Nachricht 18. Oktober 2012

öso. Emden. Delhi. Ranchi. Vom 21. bis 29. Oktober 2012 reist Landessuperintendent Dr. Detlef Klahr auf Einladung von Bischof Nelson Lakra nach Indien. Dort besucht er die Evangelisch-lutherische Gossner Kirche und Projekte der Gossner Mission in Delhi und im Bundesstaat Jharkhand in Ranchi und Fudi. Der Vorsitzende des Freundeskreises der Gossner Mission Ostfriesland, Pastor Michael Schaper, und die Pressesprecherin und Öffentlichkeitsbeauftragte des Sprengels Ostfriesland, Dr. Hannegreth Grundmann, werden ihn begleiten und die Reise täglich mit kurzen Videos im Internet dokumentieren. Der Link zum Video ist auf der Homepage des Sprengels Ostfriesland zu finden. www.sprengel-ostfriesland.de

Die Gossner Evangelican Lutheran Church (GELC) hat ihren Sitz in Ranchi und ist mit mehr als 500.000 Mitgliedern die größte protestantische Kirche in Indien. Die meisten von ihnen gehören zu den Ureinwohnern, den Adivasi.

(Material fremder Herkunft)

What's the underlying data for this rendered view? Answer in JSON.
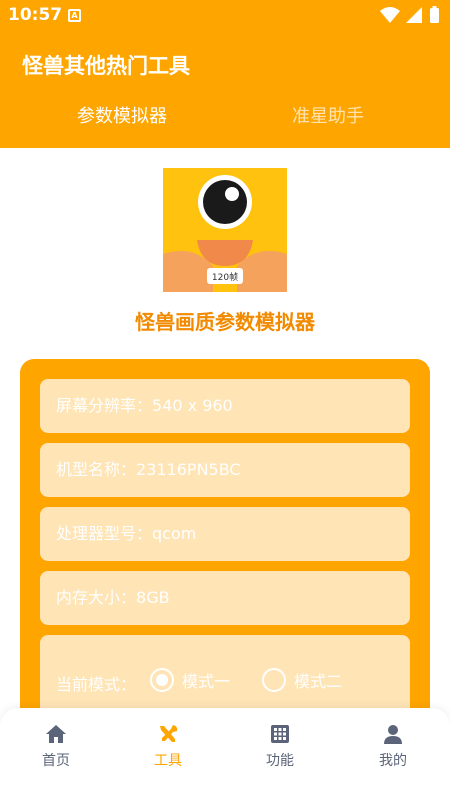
{
  "status_bar": {
    "time": "10:57",
    "a_icon": "A"
  },
  "header": {
    "title": "怪兽其他热门工具",
    "tabs": [
      {
        "label": "参数模拟器",
        "active": true
      },
      {
        "label": "准星助手",
        "active": false
      }
    ]
  },
  "logo": {
    "badge_text": "120帧"
  },
  "page_title": "怪兽画质参数模拟器",
  "fields": [
    {
      "label": "屏幕分辨率：",
      "value": "540 x 960"
    },
    {
      "label": "机型名称：",
      "value": "23116PN5BC"
    },
    {
      "label": "处理器型号：",
      "value": "qcom"
    },
    {
      "label": "内存大小：",
      "value": "8GB"
    }
  ],
  "mode": {
    "label": "当前模式：",
    "options": [
      {
        "label": "模式一",
        "checked": true
      },
      {
        "label": "模式二",
        "checked": false
      }
    ]
  },
  "bottom_nav": [
    {
      "label": "首页",
      "icon": "home-icon",
      "active": false
    },
    {
      "label": "工具",
      "icon": "tools-icon",
      "active": true
    },
    {
      "label": "功能",
      "icon": "grid-icon",
      "active": false
    },
    {
      "label": "我的",
      "icon": "person-icon",
      "active": false
    }
  ],
  "colors": {
    "primary": "#FFA500",
    "field_bg": "#FFE4B5",
    "title_orange": "#F28A00",
    "nav_inactive": "#5B6478"
  }
}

Die Gossner Mission mit Sitz in Berlin setzt sich dafür ein, dass Menschen, die in Armut und Ausgegrenztheit leben, Gerechtigkeit erfahren und ihren Weg in Würde und Selbstbestimmung gehen können. Die Gossner Mission engagiert sich heute in vier Ländern: in Indien, Nepal, Sambia und in Deutschland selbst. 2011 feierte das Missionswerk mit seinen Wurzeln in Ostfriesland sein 175-jähriges Bestehen. Benannt ist es nach seinem Gründer Johannes Evangelista Goßner (1773-1858). Bei ihm erschienen 1836 in Berlin fünf arbeitslose Handwerker, die ein Sattlermeister aus Leer geschickt hatte. Erstmals wurden nun Handwerker für die Mission ausgebildet. Handwerkliche Hilfe und Verkündigung der christlichen Botschaft prägt die Arbeit der Gossner Mission bis heute.
Zwischen Ostfriesland und der Gossner Mission besteht seit ihrer Gründung 1845 eine besondere Verbindung. Zum Kuratorium der Gossner Mission gehören neben Landessuperintendent Dr. Detlef Klahr und Pastor Michael Schaper auch Superintendentin Angela Grimm (Harlingerland), Superintendent Dr. Helmut Kirschstein (Norden) und die ehemalige Landessuperintendentin Oda-Gebbine Holze-Stäblein.